Rice. 9y. ADSD, digital image distortion

Rice. 9e. ADSD, digital image distortion

In many clinical cases, it is advisable to use DDCT (digital calibrated dental transposition), that is, the transposition of elements of the dentition necessary for aesthetic modeling and orthodontic movements that need to be analyzed for further aesthetic treatment, as well as orthopedic or prosthetic with the installation of implants. The transfer of elements to the desired position must be precise, it is necessary to preserve the anatomical dimensions, then it is possible to more accurately plan the future structure not only from an aesthetic, but also from a functional point of view. Quite often in orthodontic cases, mesialization/distalization is required for implant placement, so coordination with the implantologist, orthopedist and orthodontist via x-rays (Dicom, Tac3D) will be required. Only after planning the final position of the dentition elements can the smile designer proceed with aesthetic improvements, modeling them using DDID (digital deformation/distortion). In practice, the doctor and dental technician can use their professional experience using a mouse and conventional modeling tools. The same method is suitable for orthodontic simulation, processing data obtained using programs such as ClinCheck from Invisalign (Align Tech). They can be used in virtual modeling. Processing in 3D changes in the position of elements gives us the opportunity to build an ideal dentition on a millimeter grid with the overlay of before and after options, allowing us to perform virtual planning of aesthetic and orthopedic treatment together with orthodontic treatment.

Conclusion

Today, aesthetic dentistry has new ways of developing a treatment plan: Digital Dentistry technology and software for digital processing of clinical images, which are gradually becoming an integral part of the dental profession. ADSD - Aesthetic Digital Smile Design - is a simple and cost-effective way to demonstrate to the patient the expected treatment result, aesthetic and functional improvements using appropriate prototypes already during the second visit, and then transfer it to the entire Face Aesthetic Medical Team ) information necessary for the work of the interdisciplinary team. Thus, a new figure has appeared in dentistry - the smile designer, its aesthetic architect.

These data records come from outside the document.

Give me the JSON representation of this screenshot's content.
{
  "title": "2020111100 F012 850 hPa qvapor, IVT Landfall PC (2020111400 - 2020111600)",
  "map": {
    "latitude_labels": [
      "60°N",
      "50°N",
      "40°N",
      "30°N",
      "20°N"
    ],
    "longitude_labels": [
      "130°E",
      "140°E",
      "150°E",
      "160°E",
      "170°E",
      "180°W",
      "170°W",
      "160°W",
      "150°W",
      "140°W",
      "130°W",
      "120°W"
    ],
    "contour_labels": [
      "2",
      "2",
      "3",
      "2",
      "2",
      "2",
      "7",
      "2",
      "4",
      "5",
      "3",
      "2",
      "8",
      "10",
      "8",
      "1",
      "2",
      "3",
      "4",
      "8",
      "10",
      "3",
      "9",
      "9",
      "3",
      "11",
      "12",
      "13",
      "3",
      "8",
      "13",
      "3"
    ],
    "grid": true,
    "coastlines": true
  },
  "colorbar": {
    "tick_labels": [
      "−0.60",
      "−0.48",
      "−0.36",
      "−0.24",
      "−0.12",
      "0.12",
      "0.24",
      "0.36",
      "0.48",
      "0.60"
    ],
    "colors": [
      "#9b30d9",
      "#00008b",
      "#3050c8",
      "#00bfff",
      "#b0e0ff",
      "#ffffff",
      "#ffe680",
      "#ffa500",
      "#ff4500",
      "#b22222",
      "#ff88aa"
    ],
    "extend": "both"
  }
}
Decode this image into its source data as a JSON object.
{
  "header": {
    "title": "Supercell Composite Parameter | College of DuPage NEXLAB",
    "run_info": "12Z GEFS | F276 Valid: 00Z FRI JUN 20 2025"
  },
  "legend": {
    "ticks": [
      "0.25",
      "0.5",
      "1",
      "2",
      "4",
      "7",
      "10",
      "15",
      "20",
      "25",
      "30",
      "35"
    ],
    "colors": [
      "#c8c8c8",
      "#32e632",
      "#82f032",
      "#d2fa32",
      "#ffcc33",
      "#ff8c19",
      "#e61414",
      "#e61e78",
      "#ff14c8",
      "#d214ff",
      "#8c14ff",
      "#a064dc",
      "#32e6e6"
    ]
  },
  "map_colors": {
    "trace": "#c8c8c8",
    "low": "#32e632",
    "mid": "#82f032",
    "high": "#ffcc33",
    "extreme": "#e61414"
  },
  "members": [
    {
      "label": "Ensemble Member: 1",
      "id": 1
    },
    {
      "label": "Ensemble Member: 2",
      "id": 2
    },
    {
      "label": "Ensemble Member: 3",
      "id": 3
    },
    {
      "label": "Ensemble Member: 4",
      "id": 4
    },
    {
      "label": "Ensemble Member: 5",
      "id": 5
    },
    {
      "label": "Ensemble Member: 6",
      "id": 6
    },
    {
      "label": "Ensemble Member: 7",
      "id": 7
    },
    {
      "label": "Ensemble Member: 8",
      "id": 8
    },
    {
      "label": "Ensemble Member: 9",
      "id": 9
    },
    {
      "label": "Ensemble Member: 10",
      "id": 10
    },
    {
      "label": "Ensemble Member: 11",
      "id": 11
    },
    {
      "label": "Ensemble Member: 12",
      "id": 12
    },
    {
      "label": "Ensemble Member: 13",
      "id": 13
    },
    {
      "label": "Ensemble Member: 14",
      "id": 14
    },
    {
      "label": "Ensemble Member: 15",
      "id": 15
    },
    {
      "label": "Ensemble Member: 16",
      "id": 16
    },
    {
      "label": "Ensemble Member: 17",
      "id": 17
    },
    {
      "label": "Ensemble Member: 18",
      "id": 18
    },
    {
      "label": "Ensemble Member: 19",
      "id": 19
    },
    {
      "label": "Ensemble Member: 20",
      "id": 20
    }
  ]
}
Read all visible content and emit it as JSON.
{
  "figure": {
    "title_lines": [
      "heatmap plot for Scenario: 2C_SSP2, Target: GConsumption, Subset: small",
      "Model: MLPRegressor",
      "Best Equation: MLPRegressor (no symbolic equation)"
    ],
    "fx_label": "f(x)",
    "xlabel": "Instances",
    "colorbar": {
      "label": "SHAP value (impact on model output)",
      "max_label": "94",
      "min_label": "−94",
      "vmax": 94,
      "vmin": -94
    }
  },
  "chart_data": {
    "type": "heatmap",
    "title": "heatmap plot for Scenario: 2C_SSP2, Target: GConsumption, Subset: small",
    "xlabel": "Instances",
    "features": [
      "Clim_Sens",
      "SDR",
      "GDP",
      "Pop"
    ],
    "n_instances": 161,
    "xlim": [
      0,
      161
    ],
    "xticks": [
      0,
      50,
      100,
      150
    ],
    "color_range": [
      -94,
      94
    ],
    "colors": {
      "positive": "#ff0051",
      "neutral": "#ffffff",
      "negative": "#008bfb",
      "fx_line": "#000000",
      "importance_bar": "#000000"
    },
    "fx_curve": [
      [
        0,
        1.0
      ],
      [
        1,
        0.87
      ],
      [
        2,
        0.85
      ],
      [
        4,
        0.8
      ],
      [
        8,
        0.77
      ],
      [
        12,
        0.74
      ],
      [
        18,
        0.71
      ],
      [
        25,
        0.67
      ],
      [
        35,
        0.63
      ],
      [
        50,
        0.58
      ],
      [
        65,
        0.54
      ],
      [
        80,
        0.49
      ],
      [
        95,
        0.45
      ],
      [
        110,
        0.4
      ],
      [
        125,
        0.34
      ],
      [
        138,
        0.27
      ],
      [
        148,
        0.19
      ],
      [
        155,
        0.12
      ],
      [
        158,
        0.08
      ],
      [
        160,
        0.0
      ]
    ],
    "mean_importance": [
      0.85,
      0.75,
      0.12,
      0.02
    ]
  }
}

The list of references is in the editorial office

What 3D technologies are used in dental implantation?

When they talk about dental implantation in 3D, it is meant that the entire process, from any diagnostic measures to the creation of a prosthesis suitable for all the individual characteristics of the patient, is modeled using three-dimensional visualization. On guard are: computed tomography of the jaw, specialized software NobelClinician, Simplant, Blue Sky, etc., surgical templates, 3D printers, HIP analyzers, milling and robotic machines, Cerec, Procera, CAD/CAM devices and others. Don’t be intimidated by complex names – we’ll tell you about everything in more detail, read on!

Important! Often in advertising or on the websites of many dental clinics you can come across such a concept as “3D implantation”. Here you need to understand that this is not a separate treatment method, but only a qualitative improvement of the protocols that already exist today. In particular, advanced technologies are used primarily in one-stage implantation methods, when there is atrophy of bone tissue, but its extension is not carried out. That is why planning the entire treatment process comes to the fore here - the doctor has no right to make mistakes.

In order to understand what these technologies are, how they work and are consistently used in dental implantation, it is worth considering the stages of the procedure.